The alignment transform maps target positions to corresponding source positions; for example, when copying, each position of the target domain is assigned the value at the corresponding position of the source domain. If the broadcast alignment method is used, the transform may map the same source position to multiple target positions.

Examples:

  • All unlabeled dimensions

    • source: [3, 7), [5, 6), [4, 10)

    • target: [2, 6), [0, 4), [6, 12)

    • alignment: rank \(3 \rightarrow 3\), with:

      \[\begin{split}\mathrm{source}[0] &= \mathrm{target}[0] + 1 \\ \mathrm{source}[1] &= 5 \\ \mathrm{source}[2] &= \mathrm{target}[2] - 2\end{split}\]
  • All labeled dimensions

    • source: "x": [3, 7), "y": [5, 6), "z": [4, 10)

    • target: "z": [6, 12), "x": [4, 8), "y": [0, 4)

    • alignment: rank \(3 \rightarrow 3\), with:

      \[\begin{split}\mathrm{source}[0] &= \mathrm{target}[1] - 1 \\ \mathrm{source}[1] &= 5 \\ \mathrm{source}[2] &= \mathrm{target}[0] - 2\end{split}\]
  • Partially labeled dimensions

    • source: "x": [3, 7), "y": [5, 6), "": [4, 10)

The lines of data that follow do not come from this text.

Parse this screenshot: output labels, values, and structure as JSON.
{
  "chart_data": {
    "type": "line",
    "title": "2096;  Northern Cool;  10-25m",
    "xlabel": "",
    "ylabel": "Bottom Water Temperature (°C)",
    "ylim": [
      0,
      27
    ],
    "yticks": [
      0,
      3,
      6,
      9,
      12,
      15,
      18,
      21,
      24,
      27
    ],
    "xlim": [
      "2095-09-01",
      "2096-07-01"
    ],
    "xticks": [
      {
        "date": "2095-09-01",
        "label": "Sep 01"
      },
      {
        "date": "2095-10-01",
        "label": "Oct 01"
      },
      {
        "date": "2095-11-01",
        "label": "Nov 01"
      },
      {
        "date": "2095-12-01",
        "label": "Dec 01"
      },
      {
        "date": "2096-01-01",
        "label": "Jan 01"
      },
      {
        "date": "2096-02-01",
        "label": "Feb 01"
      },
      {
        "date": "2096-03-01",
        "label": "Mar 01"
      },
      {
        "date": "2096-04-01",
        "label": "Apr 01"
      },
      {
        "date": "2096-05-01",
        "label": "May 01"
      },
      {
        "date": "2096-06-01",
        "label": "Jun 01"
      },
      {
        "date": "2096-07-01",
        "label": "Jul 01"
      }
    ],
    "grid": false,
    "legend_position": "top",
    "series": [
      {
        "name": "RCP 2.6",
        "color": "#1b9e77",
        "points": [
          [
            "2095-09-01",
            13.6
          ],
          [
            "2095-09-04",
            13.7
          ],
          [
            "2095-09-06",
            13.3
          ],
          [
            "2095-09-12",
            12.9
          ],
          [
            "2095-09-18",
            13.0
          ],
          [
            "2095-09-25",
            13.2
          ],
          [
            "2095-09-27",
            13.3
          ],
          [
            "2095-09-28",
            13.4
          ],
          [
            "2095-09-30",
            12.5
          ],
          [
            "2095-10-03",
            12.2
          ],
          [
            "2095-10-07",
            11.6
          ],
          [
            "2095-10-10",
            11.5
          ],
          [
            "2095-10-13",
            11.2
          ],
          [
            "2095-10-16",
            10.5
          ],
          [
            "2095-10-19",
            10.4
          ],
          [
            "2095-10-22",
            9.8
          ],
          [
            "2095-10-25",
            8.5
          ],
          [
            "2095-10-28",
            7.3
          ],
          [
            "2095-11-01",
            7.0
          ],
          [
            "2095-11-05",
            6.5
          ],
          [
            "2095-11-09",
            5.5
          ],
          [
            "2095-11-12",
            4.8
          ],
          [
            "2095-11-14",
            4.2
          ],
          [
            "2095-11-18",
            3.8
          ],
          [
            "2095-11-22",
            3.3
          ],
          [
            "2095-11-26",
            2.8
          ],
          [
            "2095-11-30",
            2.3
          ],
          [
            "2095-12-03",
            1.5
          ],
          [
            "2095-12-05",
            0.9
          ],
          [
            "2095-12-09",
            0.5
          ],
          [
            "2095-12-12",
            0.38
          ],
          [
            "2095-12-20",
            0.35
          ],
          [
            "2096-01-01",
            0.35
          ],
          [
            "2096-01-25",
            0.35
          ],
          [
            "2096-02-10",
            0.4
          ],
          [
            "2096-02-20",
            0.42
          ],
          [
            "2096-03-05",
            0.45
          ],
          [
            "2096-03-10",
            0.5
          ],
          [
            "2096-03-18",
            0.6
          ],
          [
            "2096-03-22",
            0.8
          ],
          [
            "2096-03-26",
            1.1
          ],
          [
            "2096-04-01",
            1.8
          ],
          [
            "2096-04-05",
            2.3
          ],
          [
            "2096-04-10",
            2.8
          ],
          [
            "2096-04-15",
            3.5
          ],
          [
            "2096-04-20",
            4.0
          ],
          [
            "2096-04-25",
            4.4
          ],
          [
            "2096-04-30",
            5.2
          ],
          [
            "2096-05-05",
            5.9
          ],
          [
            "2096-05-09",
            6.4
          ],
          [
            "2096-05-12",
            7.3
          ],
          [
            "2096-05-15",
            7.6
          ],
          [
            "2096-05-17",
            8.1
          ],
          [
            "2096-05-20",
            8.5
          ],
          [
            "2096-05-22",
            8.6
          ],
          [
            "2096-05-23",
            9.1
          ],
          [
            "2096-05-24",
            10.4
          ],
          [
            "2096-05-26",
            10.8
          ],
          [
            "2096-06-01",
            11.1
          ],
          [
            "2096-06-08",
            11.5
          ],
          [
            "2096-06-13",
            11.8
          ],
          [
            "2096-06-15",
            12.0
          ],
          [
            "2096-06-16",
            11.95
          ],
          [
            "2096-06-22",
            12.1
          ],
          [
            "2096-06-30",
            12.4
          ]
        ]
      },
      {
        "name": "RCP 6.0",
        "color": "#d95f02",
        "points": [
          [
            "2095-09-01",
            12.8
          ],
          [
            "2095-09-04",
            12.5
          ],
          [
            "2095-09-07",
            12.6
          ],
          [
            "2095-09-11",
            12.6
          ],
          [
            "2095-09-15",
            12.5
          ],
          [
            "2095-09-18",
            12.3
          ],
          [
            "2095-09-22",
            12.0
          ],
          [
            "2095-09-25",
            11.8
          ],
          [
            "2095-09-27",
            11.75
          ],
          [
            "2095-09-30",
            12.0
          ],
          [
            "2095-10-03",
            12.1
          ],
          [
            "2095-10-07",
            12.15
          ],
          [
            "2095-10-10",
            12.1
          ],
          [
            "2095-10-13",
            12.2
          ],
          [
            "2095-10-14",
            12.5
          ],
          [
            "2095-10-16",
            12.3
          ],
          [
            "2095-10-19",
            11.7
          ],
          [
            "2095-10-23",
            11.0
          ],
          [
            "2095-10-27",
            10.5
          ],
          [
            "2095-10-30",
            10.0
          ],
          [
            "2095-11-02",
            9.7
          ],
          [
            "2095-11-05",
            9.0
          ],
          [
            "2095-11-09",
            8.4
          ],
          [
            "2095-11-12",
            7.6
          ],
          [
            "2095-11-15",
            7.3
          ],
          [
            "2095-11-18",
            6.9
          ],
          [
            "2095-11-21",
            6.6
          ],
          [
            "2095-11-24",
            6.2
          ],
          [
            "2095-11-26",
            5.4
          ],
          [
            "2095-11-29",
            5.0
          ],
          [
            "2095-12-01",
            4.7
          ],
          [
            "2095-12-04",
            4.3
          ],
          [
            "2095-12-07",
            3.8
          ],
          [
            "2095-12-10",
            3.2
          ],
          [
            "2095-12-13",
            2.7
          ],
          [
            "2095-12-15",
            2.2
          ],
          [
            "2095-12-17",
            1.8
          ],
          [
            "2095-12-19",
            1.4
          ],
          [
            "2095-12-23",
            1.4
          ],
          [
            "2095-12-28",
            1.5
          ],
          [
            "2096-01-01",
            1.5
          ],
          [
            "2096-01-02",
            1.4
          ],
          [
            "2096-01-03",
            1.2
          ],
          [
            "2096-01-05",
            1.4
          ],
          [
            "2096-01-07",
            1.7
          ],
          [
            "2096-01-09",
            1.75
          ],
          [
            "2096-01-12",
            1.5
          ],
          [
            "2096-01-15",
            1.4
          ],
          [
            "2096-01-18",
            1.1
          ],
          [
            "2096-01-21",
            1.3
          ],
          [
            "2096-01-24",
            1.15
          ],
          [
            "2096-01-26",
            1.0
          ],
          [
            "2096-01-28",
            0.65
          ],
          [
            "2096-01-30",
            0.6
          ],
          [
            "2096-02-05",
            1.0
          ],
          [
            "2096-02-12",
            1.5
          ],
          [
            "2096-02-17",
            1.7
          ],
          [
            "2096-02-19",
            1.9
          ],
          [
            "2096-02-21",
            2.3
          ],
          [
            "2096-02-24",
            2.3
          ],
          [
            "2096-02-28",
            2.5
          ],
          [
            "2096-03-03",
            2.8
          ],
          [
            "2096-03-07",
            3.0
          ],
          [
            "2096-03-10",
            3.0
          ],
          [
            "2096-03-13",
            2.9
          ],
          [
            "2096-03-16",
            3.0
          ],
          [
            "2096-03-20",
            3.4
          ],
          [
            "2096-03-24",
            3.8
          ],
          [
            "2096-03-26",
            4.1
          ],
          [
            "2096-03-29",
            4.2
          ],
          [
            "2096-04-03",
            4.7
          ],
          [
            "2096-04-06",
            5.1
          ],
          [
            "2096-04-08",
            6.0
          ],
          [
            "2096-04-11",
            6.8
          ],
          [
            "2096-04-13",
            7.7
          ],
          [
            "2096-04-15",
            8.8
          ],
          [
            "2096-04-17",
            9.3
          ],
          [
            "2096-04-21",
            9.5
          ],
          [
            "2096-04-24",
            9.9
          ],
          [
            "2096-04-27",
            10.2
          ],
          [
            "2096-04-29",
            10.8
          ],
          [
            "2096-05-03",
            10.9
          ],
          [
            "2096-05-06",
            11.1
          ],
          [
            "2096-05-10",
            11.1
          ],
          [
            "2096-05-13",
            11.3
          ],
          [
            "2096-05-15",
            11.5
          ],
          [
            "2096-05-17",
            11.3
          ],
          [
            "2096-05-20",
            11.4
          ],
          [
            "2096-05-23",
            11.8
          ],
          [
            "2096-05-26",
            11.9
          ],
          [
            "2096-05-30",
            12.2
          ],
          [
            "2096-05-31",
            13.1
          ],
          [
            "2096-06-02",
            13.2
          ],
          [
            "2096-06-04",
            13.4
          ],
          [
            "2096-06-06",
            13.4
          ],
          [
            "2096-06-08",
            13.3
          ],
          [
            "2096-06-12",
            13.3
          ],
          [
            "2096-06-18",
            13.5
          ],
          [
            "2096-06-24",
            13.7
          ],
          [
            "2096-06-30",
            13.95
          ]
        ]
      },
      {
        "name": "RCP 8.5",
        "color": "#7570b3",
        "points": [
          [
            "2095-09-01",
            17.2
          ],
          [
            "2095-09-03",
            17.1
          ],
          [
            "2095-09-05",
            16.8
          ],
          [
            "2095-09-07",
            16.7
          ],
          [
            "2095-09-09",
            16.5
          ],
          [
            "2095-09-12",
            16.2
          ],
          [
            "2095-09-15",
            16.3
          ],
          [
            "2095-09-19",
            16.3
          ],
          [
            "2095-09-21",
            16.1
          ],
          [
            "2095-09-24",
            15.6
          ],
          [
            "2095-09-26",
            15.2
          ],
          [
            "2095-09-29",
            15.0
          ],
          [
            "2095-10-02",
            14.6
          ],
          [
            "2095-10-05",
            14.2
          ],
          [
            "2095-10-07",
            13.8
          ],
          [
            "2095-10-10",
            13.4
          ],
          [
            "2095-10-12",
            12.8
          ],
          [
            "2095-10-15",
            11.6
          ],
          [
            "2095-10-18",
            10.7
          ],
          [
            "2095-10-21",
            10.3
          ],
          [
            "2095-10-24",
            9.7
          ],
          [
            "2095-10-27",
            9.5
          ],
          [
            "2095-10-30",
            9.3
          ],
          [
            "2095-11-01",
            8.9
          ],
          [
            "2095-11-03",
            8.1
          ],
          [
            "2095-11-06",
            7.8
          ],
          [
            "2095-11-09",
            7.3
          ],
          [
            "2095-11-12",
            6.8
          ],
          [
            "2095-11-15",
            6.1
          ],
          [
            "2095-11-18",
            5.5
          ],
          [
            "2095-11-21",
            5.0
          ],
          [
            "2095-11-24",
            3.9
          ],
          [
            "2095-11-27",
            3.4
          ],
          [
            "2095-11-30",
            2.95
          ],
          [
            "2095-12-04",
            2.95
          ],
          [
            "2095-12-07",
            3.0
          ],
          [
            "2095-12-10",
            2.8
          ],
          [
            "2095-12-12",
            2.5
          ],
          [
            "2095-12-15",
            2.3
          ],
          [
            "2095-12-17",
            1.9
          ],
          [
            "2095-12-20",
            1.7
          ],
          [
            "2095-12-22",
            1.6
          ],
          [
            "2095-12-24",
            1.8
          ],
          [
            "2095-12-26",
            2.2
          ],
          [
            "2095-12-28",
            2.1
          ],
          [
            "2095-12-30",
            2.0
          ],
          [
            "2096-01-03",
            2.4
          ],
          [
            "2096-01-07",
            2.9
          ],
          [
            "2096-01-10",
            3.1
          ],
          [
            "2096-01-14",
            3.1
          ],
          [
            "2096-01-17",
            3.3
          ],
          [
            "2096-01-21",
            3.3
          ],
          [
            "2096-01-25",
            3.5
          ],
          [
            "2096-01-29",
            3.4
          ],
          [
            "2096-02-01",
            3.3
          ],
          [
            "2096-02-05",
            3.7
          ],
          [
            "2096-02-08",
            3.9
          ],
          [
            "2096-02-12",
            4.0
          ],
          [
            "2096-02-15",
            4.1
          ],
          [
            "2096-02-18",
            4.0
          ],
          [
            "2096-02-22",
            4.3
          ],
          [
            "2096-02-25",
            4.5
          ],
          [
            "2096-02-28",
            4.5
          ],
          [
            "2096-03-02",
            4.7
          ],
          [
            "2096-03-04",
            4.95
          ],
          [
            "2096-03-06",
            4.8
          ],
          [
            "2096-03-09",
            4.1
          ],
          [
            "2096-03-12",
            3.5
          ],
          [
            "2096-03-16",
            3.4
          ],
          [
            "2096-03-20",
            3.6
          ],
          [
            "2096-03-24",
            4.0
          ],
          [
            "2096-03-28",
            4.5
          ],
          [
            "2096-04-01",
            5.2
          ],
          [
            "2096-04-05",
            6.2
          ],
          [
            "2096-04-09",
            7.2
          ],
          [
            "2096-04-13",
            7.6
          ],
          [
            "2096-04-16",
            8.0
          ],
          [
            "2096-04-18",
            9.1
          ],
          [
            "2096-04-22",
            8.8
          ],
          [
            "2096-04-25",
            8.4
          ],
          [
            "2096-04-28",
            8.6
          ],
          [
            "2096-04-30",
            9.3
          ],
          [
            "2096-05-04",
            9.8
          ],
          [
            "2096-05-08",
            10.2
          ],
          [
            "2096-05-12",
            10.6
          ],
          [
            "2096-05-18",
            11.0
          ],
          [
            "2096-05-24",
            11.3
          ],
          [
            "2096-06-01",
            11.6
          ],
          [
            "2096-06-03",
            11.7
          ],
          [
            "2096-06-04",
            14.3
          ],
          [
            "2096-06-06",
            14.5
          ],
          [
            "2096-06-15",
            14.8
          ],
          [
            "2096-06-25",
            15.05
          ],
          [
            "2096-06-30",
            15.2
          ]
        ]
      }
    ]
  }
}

    • target: "": [0, 10) "": [6, 12), "x": [4, 8), "y": [0, 4)

    • alignment: rank \(4 \rightarrow 3\), with:

      \[\begin{split}\mathrm{source}[0] &= \mathrm{target}[2] - 1 \\ \mathrm{source}[1] &= 5 \\ \mathrm{source}[2] &= \mathrm{target}[1] - 2\end{split}\]
  • Mismatched labeled dimensions

    • source: "x": [3, 7), "y": [5, 6), "z": [4, 10)

    • target: "z": [6, 12), "w": [4, 8), "y": [0, 4)

    • ERROR: Unmatched source dimension 0 {"x": [3, 7)} does not have a size of 1

Note

The alignment behavior supported by TensorStore is fully compatible with NumPy broadcasting but additionally is extended to support non-zero origins and labeled dimensions.